The USD/CAD rate sits around 1.37–1.39 CAD per USD as of April 2026, with the exact figure varying slightly between platforms. Xe reported 1.39114 while Wise showed 1.36885 on recent measurements — a reminder that live rates shift by the minute and differ by provider.
How do I convert USD to CAD?
Multiply the USD amount by the current rate. For example, 100 USD × 1.37 = 137 CAD. For precise conversions using live mid-market rates, tools like Wise or Xe pull real-time data. Remember that bank and fintech transfers typically apply a spread above the mid-market rate.
What affects the USD/CAD rate?
Two main forces drive this pair: interest rate differentials between the Federal Reserve and Bank of Canada, and commodity prices — particularly oil, Canada’s largest export. When the Fed holds rates higher than the BoC, USD strengthens. A decline in oil prices weakens the Canadian dollar independently of interest rate policy.
Is now a good time to exchange USD for CAD?

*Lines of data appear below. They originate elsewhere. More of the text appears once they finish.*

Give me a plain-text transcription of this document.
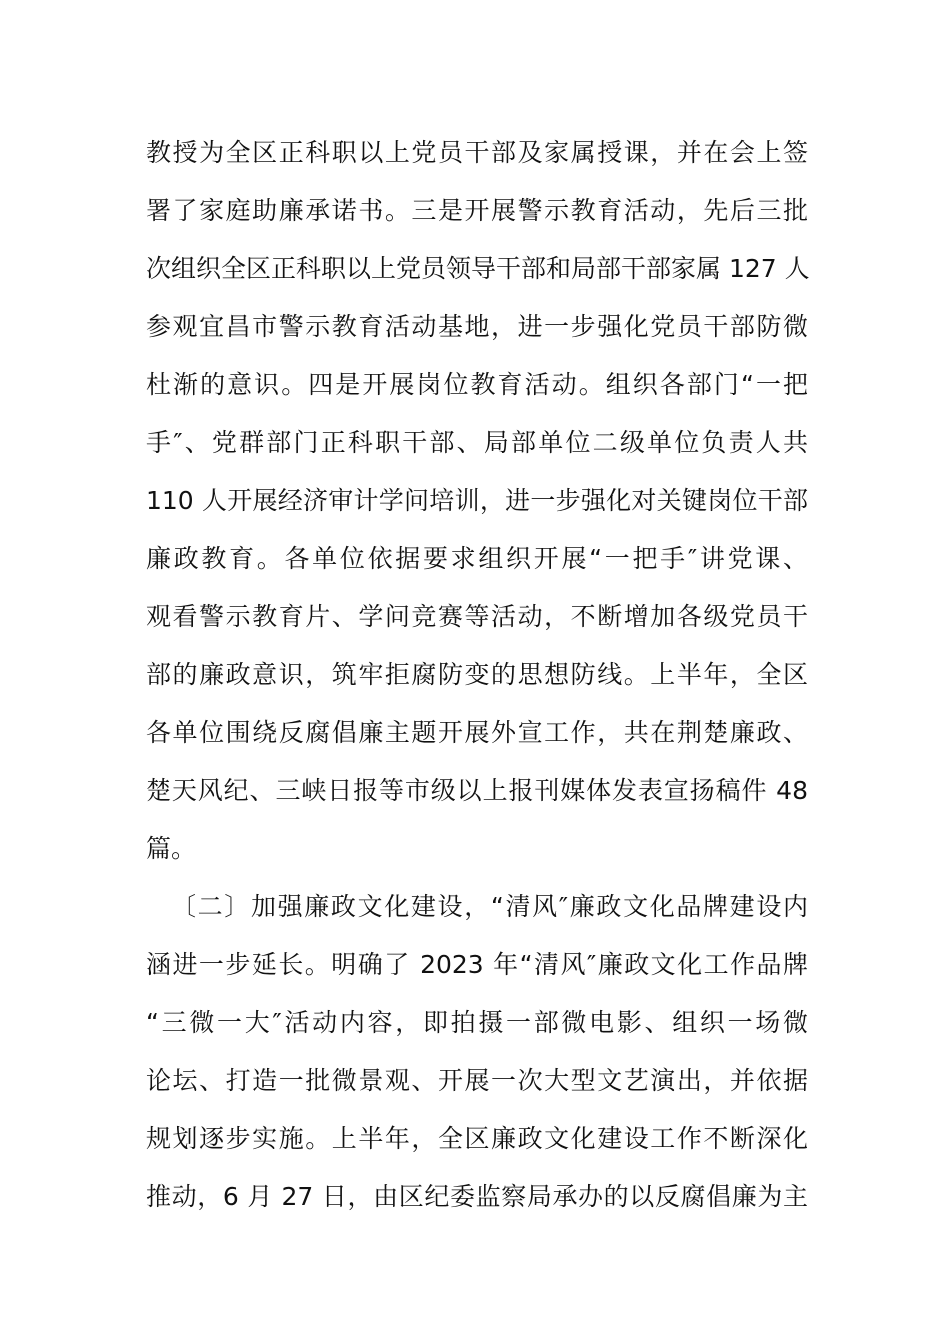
教授为全区正科职以上党员干部及家属授课，并在会上签
署了家庭助廉承诺书。三是开展警示教育活动，先后三批
次组织全区正科职以上党员领导干部和局部干部家属 127 人
参观宜昌市警示教育活动基地，进一步强化党员干部防微
杜渐的意识。四是开展岗位教育活动。组织各部门“一把
手″、党群部门正科职干部、局部单位二级单位负责人共
110 人开展经济审计学问培训，进一步强化对关键岗位干部
廉政教育。各单位依据要求组织开展“一把手″讲党课、
观看警示教育片、学问竞赛等活动，不断增加各级党员干
部的廉政意识，筑牢拒腐防变的思想防线。上半年，全区
各单位围绕反腐倡廉主题开展外宣工作，共在荆楚廉政、
楚天风纪、三峡日报等市级以上报刊媒体发表宣扬稿件 48
篇。
〔二〕加强廉政文化建设，“清风″廉政文化品牌建设内
涵进一步延长。明确了 2023 年“清风″廉政文化工作品牌
“三微一大″活动内容，即拍摄一部微电影、组织一场微
论坛、打造一批微景观、开展一次大型文艺演出，并依据
规划逐步实施。上半年，全区廉政文化建设工作不断深化
推动，6 月 27 日，由区纪委监察局承办的以反腐倡廉为主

No single answer fits everyone. The USD/CAD pair has traded between 1.3486 and 1.4113 over the past 18 months. If you need CAD urgently — for travel, a purchase, or a transfer — the current 1.37 range is a reasonable entry point. If you can wait and have flexibility, watching for dips toward 1.35 could yield a better rate.
How much is 10 USD in CAD?
At the current mid-market rate of approximately 1.37, 10 USD converts to roughly 13.70 CAD before fees. Using a fintech with a lower spread could net you 13.65–13.68 CAD — small on $10, but meaningful scaled up to $1,000 or more.
What is the CAD to USD rate?
As of April 2026, CAD to USD sits near 0.73 — meaning 100 CAD buys about 73 USD. Wise reports the CAD/USD inverse at 0.730487 with a six-month average of 0.7231 Wise. The current rate is slightly above the recent average, giving CAD holders marginally better purchasing power right now.
Why compare cost of living in Canada vs US?
The exchange rate directly affects purchasing power: a $50,000 USD salary goes further in Canada only if the CAD is strong enough to make the conversion worthwhile. As of 2026, USD holders converting to CAD receive more loonies per dollar than the historical average, partially offsetting Canada’s generally higher consumer prices in some categories.
For anyone sending money between the United States and Canada, the choice of provider matters as much as timing. A difference of half a percentage point in the exchange rate can mean $50–$100 on a $10,000 transfer — worth comparing before you commit. For travelers, knowing the current rate helps you decide whether to exchange money before crossing the border or use a card that applies live rates with transparent fees.